Le marketing éditorial ayant conquis le cœur des stratégies de contenus, les productions ou livres de commande se sont progressivement imposés comme un modèle dominant. L’auteur répond à un besoin exprimé par la direction éditoriale et non l’inverse.

5) Comment l’intelligence artificielle et l’automatisation sont-elles en train de transformer le rôle de la direction éditoriale et la spécialisation du contenu éditorial ?

Depuis fin 2022, avec l’ouverture de l’accès du public aux IA (à grande échelle), leur utilisation suscite de vives polémiques dans le paysage médiatique. Certains y voient avec inquiétude une vive remise en question quant à l’avenir professionnel des agences, des journalistes, des éditeurs et des auteurs, et par voie de conséquence du travail des directeurs éditoriaux. Et beaucoup s’interroge à bon escient sur les questions associées à la qualité et à la fiabilité des contenus dans un tel contexte.

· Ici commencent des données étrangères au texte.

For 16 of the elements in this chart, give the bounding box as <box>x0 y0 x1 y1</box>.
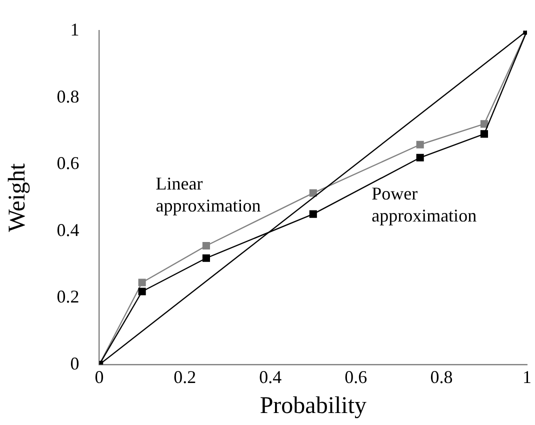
y-tick-label: 0 <box>70 353 80 374</box>
x-axis-title: Probability <box>260 392 366 419</box>
y-tick-label: 0.4 <box>56 220 80 240</box>
x-tick-label: 0.2 <box>174 367 196 388</box>
y-axis-title: Weight <box>4 163 31 232</box>
x-tick-label: 0.8 <box>430 367 453 388</box>
series-label: Linear approximation <box>156 174 261 216</box>
series-label: Power approximation <box>372 183 477 226</box>
y-tick-label: 0.8 <box>56 86 80 106</box>
x-tick-label: 0 <box>94 367 104 388</box>
x-tick-label: 1 <box>522 367 532 388</box>
y-tick-label: 0.2 <box>56 286 80 307</box>
x-tick-label: 0.4 <box>259 367 282 388</box>
x-tick-label: 0.6 <box>344 367 368 388</box>
y-tick-label: 0.6 <box>56 153 80 174</box>
y-tick-label: 1 <box>70 20 80 40</box>
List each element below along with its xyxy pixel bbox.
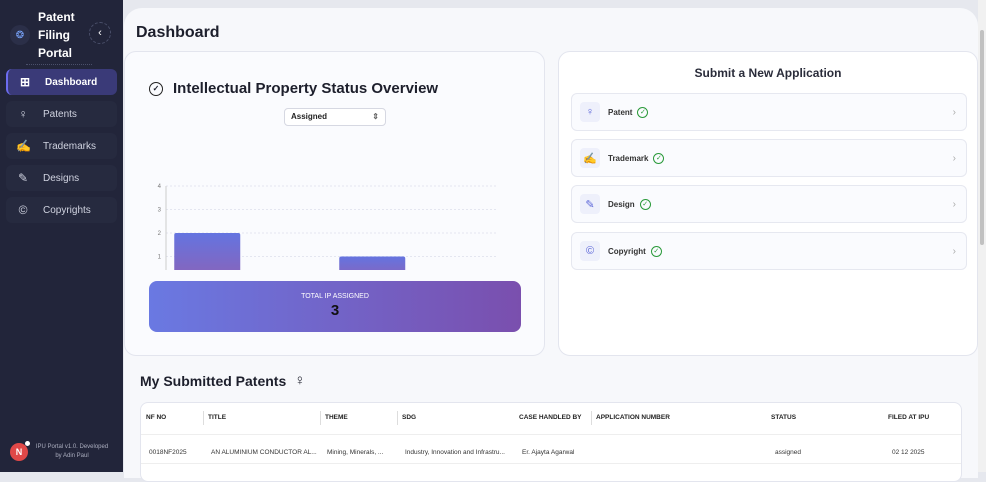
sidebar-nav: ⊞ Dashboard ♀ Patents ✍ Trademarks ✎ Designs… xyxy=(6,69,117,229)
total-ip-value: 3 xyxy=(330,302,340,319)
status-bar-chart: 01234PatentsTrademarksCopyrightsDesignsC… xyxy=(158,184,496,270)
status-filter-select[interactable]: Assigned ⇕ xyxy=(284,108,386,126)
sidebar-item-designs[interactable]: ✎ Designs xyxy=(6,165,117,191)
chevron-right-icon: › xyxy=(952,106,956,118)
sidebar-item-patents[interactable]: ♀ Patents xyxy=(6,101,117,127)
sidebar-footer: N IPU Portal v1.0. Developed by Adin Pau… xyxy=(10,441,112,461)
cell-filed-at-ipu: 02 12 2025 xyxy=(892,449,925,456)
column-header[interactable]: TITLE xyxy=(208,414,227,421)
sidebar: ❂ Patent Filing Portal ‹ ⊞ Dashboard ♀ Pat… xyxy=(0,0,123,472)
brush-icon: ✎ xyxy=(17,171,29,185)
chevron-right-icon: › xyxy=(952,245,956,257)
total-ip-label: TOTAL IP ASSIGNED xyxy=(301,293,369,300)
avatar[interactable]: N xyxy=(10,441,30,461)
sidebar-item-trademarks[interactable]: ✍ Trademarks xyxy=(6,133,117,159)
ip-status-overview-card: ✓ Intellectual Property Status Overview A… xyxy=(124,51,545,356)
logo-icon: ❂ xyxy=(10,25,30,45)
sidebar-item-label: Designs xyxy=(43,172,80,184)
app-label: Trademark xyxy=(608,153,649,163)
bar-patents xyxy=(174,233,241,270)
submit-title: Submit a New Application xyxy=(694,66,842,80)
signature-icon: ✍ xyxy=(580,148,600,168)
bar-copyrights xyxy=(339,256,406,270)
y-tick-label: 4 xyxy=(158,184,162,190)
cell-sdg: Industry, Innovation and Infrastru... xyxy=(405,449,505,456)
submit-trademark-button[interactable]: ✍ Trademark ✓ › xyxy=(571,139,967,177)
divider xyxy=(591,411,592,425)
divider xyxy=(26,64,92,65)
divider xyxy=(320,411,321,425)
brand: ❂ Patent Filing Portal xyxy=(10,8,88,62)
divider xyxy=(203,411,204,425)
column-header[interactable]: CASE HANDLED BY xyxy=(519,414,582,421)
app-label: Patent xyxy=(608,107,633,117)
footer-text: IPU Portal v1.0. Developed by Adin Paul xyxy=(35,444,109,459)
y-tick-label: 2 xyxy=(158,231,162,237)
divider xyxy=(141,463,961,464)
app-title: Patent Filing Portal xyxy=(38,10,75,60)
y-tick-label: 1 xyxy=(158,255,162,261)
sidebar-item-label: Dashboard xyxy=(45,76,98,88)
cell-case-handler: Er. Ajayta Agarwal xyxy=(522,449,575,456)
status-filter-value: Assigned xyxy=(291,112,328,121)
submitted-patents-title: My Submitted Patents ♀ xyxy=(140,372,306,389)
cell-title[interactable]: AN ALUMINIUM CONDUCTOR AL... xyxy=(211,449,317,456)
page-title: Dashboard xyxy=(136,24,220,41)
cell-nf-no: 0018NF2025 xyxy=(149,449,187,456)
divider xyxy=(141,434,961,435)
brush-icon: ✎ xyxy=(580,194,600,214)
main-content: Dashboard ✓ Intellectual Property Status … xyxy=(124,8,978,482)
check-circle-icon: ✓ xyxy=(650,245,662,257)
check-circle-icon: ✓ xyxy=(653,152,665,164)
column-header[interactable]: APPLICATION NUMBER xyxy=(596,414,670,421)
scrollbar[interactable] xyxy=(978,0,986,472)
signature-icon: ✍ xyxy=(16,139,31,153)
chevron-right-icon: › xyxy=(952,198,956,210)
submit-patent-button[interactable]: ♀ Patent ✓ › xyxy=(571,93,967,131)
cell-status: assigned xyxy=(775,449,802,456)
column-header[interactable]: STATUS xyxy=(771,414,797,421)
lightbulb-icon: ♀ xyxy=(580,102,600,122)
lightbulb-icon: ♀ xyxy=(18,107,28,121)
copyright-icon: © xyxy=(580,241,600,261)
check-circle-icon: ✓ xyxy=(639,198,651,210)
overview-title: ✓ Intellectual Property Status Overview xyxy=(149,80,438,97)
scrollbar-thumb[interactable] xyxy=(980,30,984,245)
check-circle-icon: ✓ xyxy=(149,81,163,96)
submit-application-card: Submit a New Application ♀ Patent ✓ › ✍ Trad… xyxy=(558,51,978,356)
sidebar-item-label: Trademarks xyxy=(43,140,96,152)
grid-icon: ⊞ xyxy=(19,75,31,89)
overview-title-text: Intellectual Property Status Overview xyxy=(173,80,439,97)
check-circle-icon: ✓ xyxy=(637,106,649,118)
column-header[interactable]: SDG xyxy=(402,414,417,421)
cell-theme: Mining, Minerals, ... xyxy=(327,449,384,456)
chevron-right-icon: › xyxy=(952,152,956,164)
divider xyxy=(397,411,398,425)
submit-design-button[interactable]: ✎ Design ✓ › xyxy=(571,185,967,223)
total-ip-card: TOTAL IP ASSIGNED 3 xyxy=(149,281,521,332)
sidebar-item-label: Copyrights xyxy=(43,204,91,216)
column-header[interactable]: NF NO xyxy=(146,414,167,421)
sidebar-item-label: Patents xyxy=(43,108,77,120)
collapse-sidebar-button[interactable]: ‹ xyxy=(89,22,111,44)
patents-table: NF NO TITLE THEME SDG CASE HANDLED BY AP… xyxy=(140,402,962,482)
column-header[interactable]: THEME xyxy=(325,414,348,421)
submit-copyright-button[interactable]: © Copyright ✓ › xyxy=(571,232,967,270)
lightbulb-icon: ♀ xyxy=(294,372,306,389)
app-label: Copyright xyxy=(608,246,646,256)
y-tick-label: 3 xyxy=(158,208,162,214)
column-header[interactable]: FILED AT IPU xyxy=(888,414,930,421)
app-label: Design xyxy=(608,199,635,209)
submitted-patents-title-text: My Submitted Patents xyxy=(140,372,287,389)
copyright-icon: © xyxy=(18,203,28,217)
sidebar-item-copyrights[interactable]: © Copyrights xyxy=(6,197,117,223)
sidebar-item-dashboard[interactable]: ⊞ Dashboard xyxy=(6,69,117,95)
chevron-updown-icon: ⇕ xyxy=(372,112,379,121)
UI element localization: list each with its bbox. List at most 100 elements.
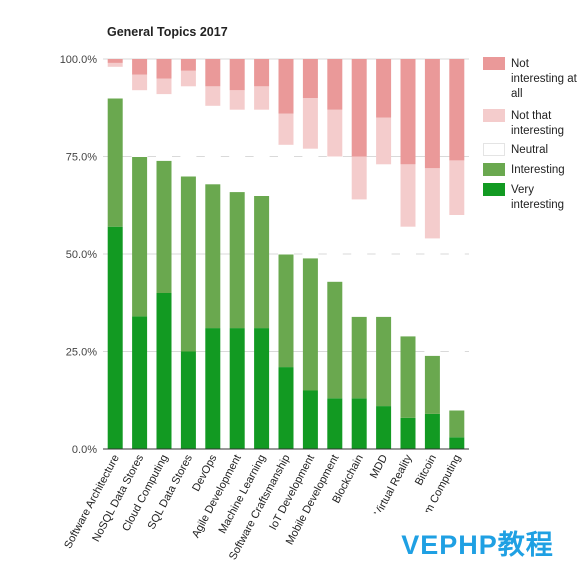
legend-swatch <box>483 163 505 176</box>
bar-segment <box>205 86 221 106</box>
bar-segment <box>400 164 416 227</box>
bar-segment <box>156 93 172 161</box>
legend-label: Not that interesting <box>511 110 565 137</box>
bar-segment <box>229 90 245 110</box>
bar-segment <box>327 109 343 157</box>
y-tick-label: 25.0% <box>66 347 97 359</box>
bar-segment <box>254 195 270 329</box>
bar-segment <box>156 59 172 79</box>
bar-segment <box>302 390 318 449</box>
legend-swatch <box>483 57 505 70</box>
bar-segment <box>449 160 465 215</box>
bar-segment <box>180 59 196 71</box>
bar-segment <box>376 59 392 118</box>
y-tick-label: 50.0% <box>66 249 97 261</box>
bar-segment <box>376 406 392 449</box>
bar-segment <box>254 328 270 449</box>
y-tick-label: 75.0% <box>66 152 97 164</box>
legend-item: Very interesting <box>483 183 579 223</box>
bar-segment <box>351 59 367 157</box>
bar-segment <box>400 226 416 337</box>
legend-label: Interesting <box>511 164 565 176</box>
bar-segment <box>400 59 416 165</box>
bar-segment <box>254 86 270 110</box>
legend-item: Interesting <box>483 163 579 183</box>
bar-segment <box>229 191 245 329</box>
bar-segment <box>180 176 196 352</box>
legend-label: Neutral <box>511 144 549 156</box>
bar-segment <box>205 328 221 449</box>
chart-title: General Topics 2017 <box>107 25 228 39</box>
bar-segment <box>205 59 221 87</box>
bar-segment <box>156 160 172 293</box>
bar-segment <box>278 59 294 114</box>
bar-segment <box>449 437 465 449</box>
bar-segment <box>351 398 367 449</box>
y-tick-label: 100.0% <box>60 54 98 66</box>
bar-segment <box>424 237 441 356</box>
bar-segment <box>400 417 416 449</box>
bar-segment <box>351 156 367 200</box>
bar-segment <box>327 398 343 449</box>
bar-segment <box>278 254 294 368</box>
bar-segment <box>302 98 318 149</box>
legend-item: Not interesting at all <box>483 57 579 109</box>
bar-segment <box>424 59 440 169</box>
bar-segment <box>229 328 245 449</box>
bar-segment <box>132 59 148 75</box>
x-tick-label: Bitcoin <box>413 453 439 488</box>
bar-segment <box>302 59 318 98</box>
bar-segment <box>449 59 465 161</box>
bar-segment <box>278 113 294 145</box>
bar-segment <box>376 117 392 165</box>
bar-segment <box>156 78 172 95</box>
bar-segment <box>278 367 294 449</box>
bar-segment <box>229 59 245 91</box>
bar-segment <box>205 183 221 329</box>
bar-segment <box>107 62 123 67</box>
legend-item: Neutral <box>483 143 579 163</box>
bar-segment <box>254 59 270 87</box>
bar-segment <box>302 257 318 391</box>
bar-segment <box>107 66 124 99</box>
chart-legend: Not interesting at all Not that interesti… <box>483 57 579 223</box>
bar-segment <box>107 98 123 227</box>
bar-segment <box>326 156 343 282</box>
bar-segment <box>132 316 148 449</box>
bar-segment <box>327 281 343 399</box>
bar-segment <box>156 293 172 449</box>
bar-segment <box>229 109 246 193</box>
bar-segment <box>327 59 343 110</box>
legend-label: Not interesting at all <box>511 58 577 100</box>
legend-swatch <box>483 109 505 122</box>
bar-segment <box>180 85 197 177</box>
bar-segment <box>132 74 148 91</box>
bar-segment <box>278 144 294 255</box>
bar-segment <box>107 59 123 63</box>
bar-segment <box>204 105 221 185</box>
legend-item: Not that interesting <box>483 109 579 143</box>
bar-segment <box>180 351 196 449</box>
bar-segment <box>449 410 465 438</box>
y-tick-label: 0.0% <box>72 444 97 456</box>
watermark: VEPHP教程 <box>376 512 579 572</box>
bar-segment <box>424 355 440 414</box>
bar-segment <box>131 89 148 157</box>
x-tick-label: MDD <box>368 453 390 481</box>
bar-segment <box>424 168 440 239</box>
legend-label: Very interesting <box>511 184 565 211</box>
bar-segment <box>376 316 392 407</box>
bar-segment <box>253 109 270 196</box>
bar-segment <box>424 413 440 449</box>
bar-segment <box>132 156 148 317</box>
bar-segment <box>351 198 368 317</box>
bar-segment <box>180 70 196 87</box>
bar-segment <box>400 335 416 418</box>
bar-segment <box>302 148 319 259</box>
legend-swatch <box>483 183 505 196</box>
bar-segment <box>107 226 123 449</box>
bar-segment <box>448 214 465 411</box>
legend-swatch <box>483 143 505 156</box>
bar-segment <box>375 163 392 317</box>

Je crois profondément à la vertu du temps pour pouvoir appréhender la question plus justement, car nous vivons une petite révolution qui mérite d’être observée avec recul pour bien pouvoir l’analyser. Je reste toutefois convaincue que malgré un contexte anxiogène, de belles perspectives métiers nous attendent et que les IA restent une opportunité pour peu qu’elles restent un outil bien encadré par les Hommes. Quand et où les utiliser ? Quand et où ne surtout pas l’utiliser ?

Bien sûr, les usages et les pratiques vont évoluer, mais les IA ne sont rien sans la cervelle grise d’un humain qui saura savamment la prompter, y mettre sa créativité et rester responsable et éthique (quant à la qualité et la véracité), dans le cadre législatif fixé.